Perhaps the truth was, I didn’t want to know more details of his suffering. When I’d first tried to look at the boxes in the library, a year or two after meeting Mirka, all that had met me was his pain.
I only wanted to know he’d laughed and encouraged her to throw cheese.
Chapter Seven
Manuscrits
Aunt Alice had still been alive all those years ago when I’d met Mirka. Seven years older than dad, minus a day, I thought they’d been close. The diaries in the library confirmed she was his favourite sibling, listing secret calling codes and nick
names they’d use in London and France. Perhaps that’s why he’d introduced her to Michelle.
She was his most adored sister, his dear Azzy. But even his adored Azzy had pestered him about his spending. He’d shouted her lunch in London and she’d told him off for ‘wasting’ his inheritance, I found in one of the diaries.

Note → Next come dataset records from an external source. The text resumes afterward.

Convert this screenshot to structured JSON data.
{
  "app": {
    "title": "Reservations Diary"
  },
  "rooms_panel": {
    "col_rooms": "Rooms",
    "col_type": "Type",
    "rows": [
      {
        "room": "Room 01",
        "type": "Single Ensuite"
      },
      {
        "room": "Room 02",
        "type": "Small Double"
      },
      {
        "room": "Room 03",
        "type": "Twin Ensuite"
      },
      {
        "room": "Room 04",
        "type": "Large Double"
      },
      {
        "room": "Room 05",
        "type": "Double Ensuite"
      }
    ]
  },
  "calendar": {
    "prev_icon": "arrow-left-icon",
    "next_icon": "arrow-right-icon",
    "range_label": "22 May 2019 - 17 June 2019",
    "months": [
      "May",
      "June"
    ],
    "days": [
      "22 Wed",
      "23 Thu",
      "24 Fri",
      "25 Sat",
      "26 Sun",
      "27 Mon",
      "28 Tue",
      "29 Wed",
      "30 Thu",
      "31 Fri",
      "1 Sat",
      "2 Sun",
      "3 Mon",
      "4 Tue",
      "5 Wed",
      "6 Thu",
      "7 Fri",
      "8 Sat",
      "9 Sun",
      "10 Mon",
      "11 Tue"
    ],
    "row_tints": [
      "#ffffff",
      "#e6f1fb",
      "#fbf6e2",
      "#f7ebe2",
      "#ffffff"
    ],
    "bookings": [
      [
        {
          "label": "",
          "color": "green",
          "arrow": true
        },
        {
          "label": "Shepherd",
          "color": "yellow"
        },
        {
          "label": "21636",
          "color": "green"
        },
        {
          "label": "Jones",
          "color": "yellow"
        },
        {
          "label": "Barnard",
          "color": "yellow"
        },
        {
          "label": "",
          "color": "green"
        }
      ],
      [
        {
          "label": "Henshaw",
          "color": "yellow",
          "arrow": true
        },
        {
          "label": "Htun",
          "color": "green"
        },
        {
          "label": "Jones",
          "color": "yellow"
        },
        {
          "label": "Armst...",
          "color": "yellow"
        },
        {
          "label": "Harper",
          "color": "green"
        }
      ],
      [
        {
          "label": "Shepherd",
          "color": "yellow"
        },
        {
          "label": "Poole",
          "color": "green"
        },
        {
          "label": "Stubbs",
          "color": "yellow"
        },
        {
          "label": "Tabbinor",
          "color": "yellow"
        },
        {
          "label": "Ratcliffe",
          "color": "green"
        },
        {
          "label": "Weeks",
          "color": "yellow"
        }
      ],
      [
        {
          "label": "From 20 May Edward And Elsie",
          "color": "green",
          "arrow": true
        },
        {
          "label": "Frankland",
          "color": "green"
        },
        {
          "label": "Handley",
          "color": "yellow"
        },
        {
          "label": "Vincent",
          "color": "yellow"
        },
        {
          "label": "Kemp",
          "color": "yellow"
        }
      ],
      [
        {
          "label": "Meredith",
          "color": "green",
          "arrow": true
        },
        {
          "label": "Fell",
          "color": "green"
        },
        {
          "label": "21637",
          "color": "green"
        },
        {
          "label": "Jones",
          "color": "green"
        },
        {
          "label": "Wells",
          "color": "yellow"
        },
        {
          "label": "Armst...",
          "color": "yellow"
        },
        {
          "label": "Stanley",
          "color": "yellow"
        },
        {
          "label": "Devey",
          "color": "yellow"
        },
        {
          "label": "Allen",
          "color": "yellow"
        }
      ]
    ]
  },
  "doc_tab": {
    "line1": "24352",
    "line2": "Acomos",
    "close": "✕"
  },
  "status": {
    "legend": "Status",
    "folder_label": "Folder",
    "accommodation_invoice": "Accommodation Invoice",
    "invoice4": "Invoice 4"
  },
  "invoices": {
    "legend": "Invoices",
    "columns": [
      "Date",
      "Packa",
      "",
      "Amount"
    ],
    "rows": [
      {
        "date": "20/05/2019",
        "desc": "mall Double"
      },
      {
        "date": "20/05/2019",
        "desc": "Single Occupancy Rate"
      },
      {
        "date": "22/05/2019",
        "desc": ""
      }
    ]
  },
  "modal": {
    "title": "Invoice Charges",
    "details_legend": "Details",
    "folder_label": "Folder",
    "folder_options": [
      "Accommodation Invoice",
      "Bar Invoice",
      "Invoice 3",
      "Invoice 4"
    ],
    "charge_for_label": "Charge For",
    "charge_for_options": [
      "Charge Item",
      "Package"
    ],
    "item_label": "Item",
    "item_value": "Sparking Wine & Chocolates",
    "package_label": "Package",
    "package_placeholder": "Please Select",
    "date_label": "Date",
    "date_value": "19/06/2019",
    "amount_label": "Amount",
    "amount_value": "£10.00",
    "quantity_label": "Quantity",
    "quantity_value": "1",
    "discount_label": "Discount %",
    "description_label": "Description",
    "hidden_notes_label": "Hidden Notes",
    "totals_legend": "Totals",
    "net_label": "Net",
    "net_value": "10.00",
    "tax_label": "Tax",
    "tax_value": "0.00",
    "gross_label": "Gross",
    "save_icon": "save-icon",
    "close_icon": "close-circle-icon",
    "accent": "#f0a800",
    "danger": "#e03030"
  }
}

Of dad’s three sisters, Alice was the only one still alive when I was born, but I’d always thought of her more like a grandmother, because she was in her seventies in my earliest memories of her. Impeccable, scarily observant, and extremely independent, even in her eighties she’d wear her handmade Liberty of London dresses with polished nails, opening up the piano in the front room or a book of art on the living-room table and asking me about school. After her husband, Grant, died, she lived alone in that house in Point Lonsdale by the sea until she died in her nineties, even driving her car well into her eighties.
Until she retired, Alice had been a headmistress in Geelong, and I loved her but she intimidated me, which is perhaps why I didn’t ask her more about dad. Also, what could I have asked? I didn’t know much about world history, had no idea what all the reference points would have been.
Alice once took me out to lunch on one of those visits to her house in Point Lonsdale, and I remember serving myself some salad without waiting for permission, or something similarly casual. She flashed her eyes at me without a word and I felt so ashamed. The event makes complete sense, now that I know she’d lived through the the Great Depression, World War II, and rationing, but when it happened I remember feeling I’d broken some great moral code.
That sense of austerity, of clear right and wrong, seemed to hint at what dad must have experienced in his family — particularly when they were so connected to the Church of England. If my casual serving of salad was bad, what must they have thought of his spending so much money on travel and art, on living large?
When I finished my arts degree and applied for a postgraduate writing course, I only told my sister. I doubted I’d make it in, because the course was so competitive.